Annurca Apple Polyphenols Protect Murine Hair Follicles from Taxane Induced Dystrophy and Hijacks Polyunsaturated Fatty Acid Metabolism toward ß-Oxidation.

Chemotherapy-induced alopecia (CIA) is a common side effect of conventional chemotherapy and represents a major problem in clinical oncology. Even months after the end of chemotherapy, many cancer patients complain of hair loss, a condition that is psychologically difficult to manage. CIA disturbs social and sexual interactions and causes anxiety and depression. Synthetic drugs protecting from CIA and endowed with hair growth stimulatory properties are prescribed with caution by oncologists. Hormones, growth factors, morphogens could unwontedly protect tumour cells or induce cancer cell proliferation and are thus considered incompatible with many chemotherapy regimens. Nutraceuticals, on the contrary, have been shown to be safe and effective treatment options for hair loss. We here show that polyphenols from Malus Pumila Miller cv Annurca are endowed with hair growth promoting activity and can be considered a safe alternative to avoid CIA. In vitro, Annurca Apple Polyphenolic Extract (AAE) protects murine Hair Follicles (HF) from taxanes induced dystrophy. Moreover, in virtue of its mechanism of action, AAE is herein proven to be compatible with chemotherapy regimens. AAE forces HFs to produce ATP using mitochondrial ß-oxidation, reducing Pentose Phosphate Pathway (PPP) rate and nucleotides production. As consequence, DNA replication and mitosis are not stimulated, while a pool of free amino acids usually involved in catabolic reactions are spared for keratin production. Moreover, measuring the effect exerted on Poly Unsaturated Fatty Acid (PUFA) metabolism, we prove that AAE promotes hair-growth by increasing the intracellular levels of Prostaglandins F2α (PGF2α) and by hijacking PUFA catabolites toward ß-oxidation.
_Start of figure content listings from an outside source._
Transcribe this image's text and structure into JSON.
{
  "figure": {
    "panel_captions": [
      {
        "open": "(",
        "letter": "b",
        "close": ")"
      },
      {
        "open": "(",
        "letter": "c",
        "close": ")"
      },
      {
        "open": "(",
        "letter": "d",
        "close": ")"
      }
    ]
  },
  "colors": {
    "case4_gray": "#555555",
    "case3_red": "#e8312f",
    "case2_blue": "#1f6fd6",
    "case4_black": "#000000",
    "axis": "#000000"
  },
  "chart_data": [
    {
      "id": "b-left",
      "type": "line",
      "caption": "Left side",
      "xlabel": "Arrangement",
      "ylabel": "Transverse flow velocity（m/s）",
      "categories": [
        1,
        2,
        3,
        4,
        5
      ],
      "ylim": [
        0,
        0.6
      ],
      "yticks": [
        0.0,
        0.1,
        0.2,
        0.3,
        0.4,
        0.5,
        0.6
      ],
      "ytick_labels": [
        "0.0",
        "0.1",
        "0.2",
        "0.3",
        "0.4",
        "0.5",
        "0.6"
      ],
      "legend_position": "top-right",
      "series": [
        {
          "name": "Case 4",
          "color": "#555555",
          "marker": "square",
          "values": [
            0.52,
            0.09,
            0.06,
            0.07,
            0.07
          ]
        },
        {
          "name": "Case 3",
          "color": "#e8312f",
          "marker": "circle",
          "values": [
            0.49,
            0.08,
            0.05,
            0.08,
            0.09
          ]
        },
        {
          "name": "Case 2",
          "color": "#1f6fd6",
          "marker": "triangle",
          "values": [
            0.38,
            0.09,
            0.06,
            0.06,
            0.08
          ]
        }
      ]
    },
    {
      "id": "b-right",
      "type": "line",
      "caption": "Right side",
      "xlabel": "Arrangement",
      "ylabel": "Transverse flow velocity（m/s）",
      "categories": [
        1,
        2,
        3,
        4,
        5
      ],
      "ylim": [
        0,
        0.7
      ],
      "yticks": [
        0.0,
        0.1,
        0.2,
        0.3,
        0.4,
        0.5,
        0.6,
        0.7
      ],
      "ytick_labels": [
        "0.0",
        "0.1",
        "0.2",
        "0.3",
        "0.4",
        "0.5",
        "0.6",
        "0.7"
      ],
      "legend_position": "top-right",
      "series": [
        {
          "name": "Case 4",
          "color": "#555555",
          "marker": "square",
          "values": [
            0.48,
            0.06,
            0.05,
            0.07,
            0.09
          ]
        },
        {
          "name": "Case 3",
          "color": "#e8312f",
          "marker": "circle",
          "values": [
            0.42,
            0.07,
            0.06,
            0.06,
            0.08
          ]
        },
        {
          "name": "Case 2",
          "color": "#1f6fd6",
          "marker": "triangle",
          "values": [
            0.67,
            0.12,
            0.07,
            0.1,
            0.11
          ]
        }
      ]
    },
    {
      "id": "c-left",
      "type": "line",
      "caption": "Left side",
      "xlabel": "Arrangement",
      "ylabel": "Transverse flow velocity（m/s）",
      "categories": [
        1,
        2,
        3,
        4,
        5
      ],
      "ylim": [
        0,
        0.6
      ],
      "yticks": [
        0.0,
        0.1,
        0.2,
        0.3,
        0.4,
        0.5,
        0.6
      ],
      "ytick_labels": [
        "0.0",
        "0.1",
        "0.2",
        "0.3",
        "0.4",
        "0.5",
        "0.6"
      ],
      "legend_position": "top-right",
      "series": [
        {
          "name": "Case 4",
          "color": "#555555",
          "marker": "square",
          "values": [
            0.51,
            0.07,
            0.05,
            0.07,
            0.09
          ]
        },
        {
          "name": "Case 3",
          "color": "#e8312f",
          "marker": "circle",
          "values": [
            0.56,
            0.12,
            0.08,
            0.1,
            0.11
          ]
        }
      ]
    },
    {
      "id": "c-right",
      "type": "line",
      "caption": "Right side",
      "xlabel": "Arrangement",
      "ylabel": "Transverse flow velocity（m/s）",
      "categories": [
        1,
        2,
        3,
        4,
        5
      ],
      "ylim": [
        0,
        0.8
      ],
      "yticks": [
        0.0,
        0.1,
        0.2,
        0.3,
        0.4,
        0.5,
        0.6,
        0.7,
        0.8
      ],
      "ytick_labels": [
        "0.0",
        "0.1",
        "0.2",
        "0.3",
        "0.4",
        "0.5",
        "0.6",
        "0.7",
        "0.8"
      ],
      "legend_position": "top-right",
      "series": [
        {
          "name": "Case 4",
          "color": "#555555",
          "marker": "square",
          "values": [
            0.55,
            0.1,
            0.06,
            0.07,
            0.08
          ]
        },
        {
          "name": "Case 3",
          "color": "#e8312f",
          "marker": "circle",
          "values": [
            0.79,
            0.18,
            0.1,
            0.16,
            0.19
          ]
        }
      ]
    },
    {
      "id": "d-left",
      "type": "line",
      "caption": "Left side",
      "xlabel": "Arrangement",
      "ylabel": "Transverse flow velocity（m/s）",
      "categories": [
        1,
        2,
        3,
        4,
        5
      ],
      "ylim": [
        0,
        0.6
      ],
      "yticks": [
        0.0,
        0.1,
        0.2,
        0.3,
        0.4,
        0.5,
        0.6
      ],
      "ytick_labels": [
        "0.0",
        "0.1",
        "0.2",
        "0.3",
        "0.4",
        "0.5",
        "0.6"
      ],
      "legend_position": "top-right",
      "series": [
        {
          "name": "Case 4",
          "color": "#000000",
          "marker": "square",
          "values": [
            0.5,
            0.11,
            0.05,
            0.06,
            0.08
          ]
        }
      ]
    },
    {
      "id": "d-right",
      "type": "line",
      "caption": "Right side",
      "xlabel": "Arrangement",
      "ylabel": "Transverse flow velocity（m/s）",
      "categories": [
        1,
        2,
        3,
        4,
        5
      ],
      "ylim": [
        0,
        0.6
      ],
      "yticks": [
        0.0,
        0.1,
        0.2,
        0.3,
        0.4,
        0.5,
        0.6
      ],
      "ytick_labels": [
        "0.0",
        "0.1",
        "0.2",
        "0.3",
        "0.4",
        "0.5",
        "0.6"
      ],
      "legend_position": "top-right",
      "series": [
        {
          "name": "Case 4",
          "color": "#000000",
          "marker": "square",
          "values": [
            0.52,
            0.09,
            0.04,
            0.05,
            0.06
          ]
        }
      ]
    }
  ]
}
WNT Inhibitory Activity of Malus Pumila miller cv Annurca and Malus domestica cv Limoncella Apple Extracts on Human Colon-Rectal Cells Carrying Familial Adenomatous Polyposis Mutations.

Inhibitors of the Wingless-related Integration site (WNT)/ß-catenin pathway have recently been under consideration as potential chemopreventive agents against Familial Adenomatous Polyposis (FAP). This autosomal-dominant syndrome is caused by germline mutations in the gene coding for the protein APC and leads to hyperactivation of the WNT/ß-catenin signaling pathway, uncontrolled intestinal cell proliferation and formation of adenocarcinomas. The aim of the present work was to: (i) test, on in vitro cultures of cells carrying FAP mutations and on ex vivo biopsies of FAP patients, the WNT inhibitory activity of extracts from two common southern Italian apples, Malus pumila Miller cv. 'Annurca' and Malus domestica cv 'Limoncella'; (ii) identify the mechanisms underpinning their activities and; (iii) evaluate their potency upon gastrointestinal digestion. We here show that both Annurca and Limoncella apple extracts act as WNT inhibitors, mostly thanks to their polyphenolic contents. They inhibit the pathway in colon cells carrying FAP mutations with active dilutions falling in ranges close to consumer-relevant concentrations. Food-grade manufacturing of apple extracts increases their WNT inhibitory activity as result of the conversion of quercetin glycosides into the aglycone quercetin, a potent WNT inhibitor absent in the fresh fruit extract. However, in vitro simulated gastrointestinal digestion severely affected WNT inhibitory activity of apple extracts, as result of a loss of polyphenols. In conclusion, our results show that apple extracts inhibit the WNT pathway in colon cells carrying FAP mutations and represent a potential nutraceutical alternative for the treatment of this pathology. Enteric coating is advisable to preserve the activity of the extracts in the colon-rectal section of the digestive tract.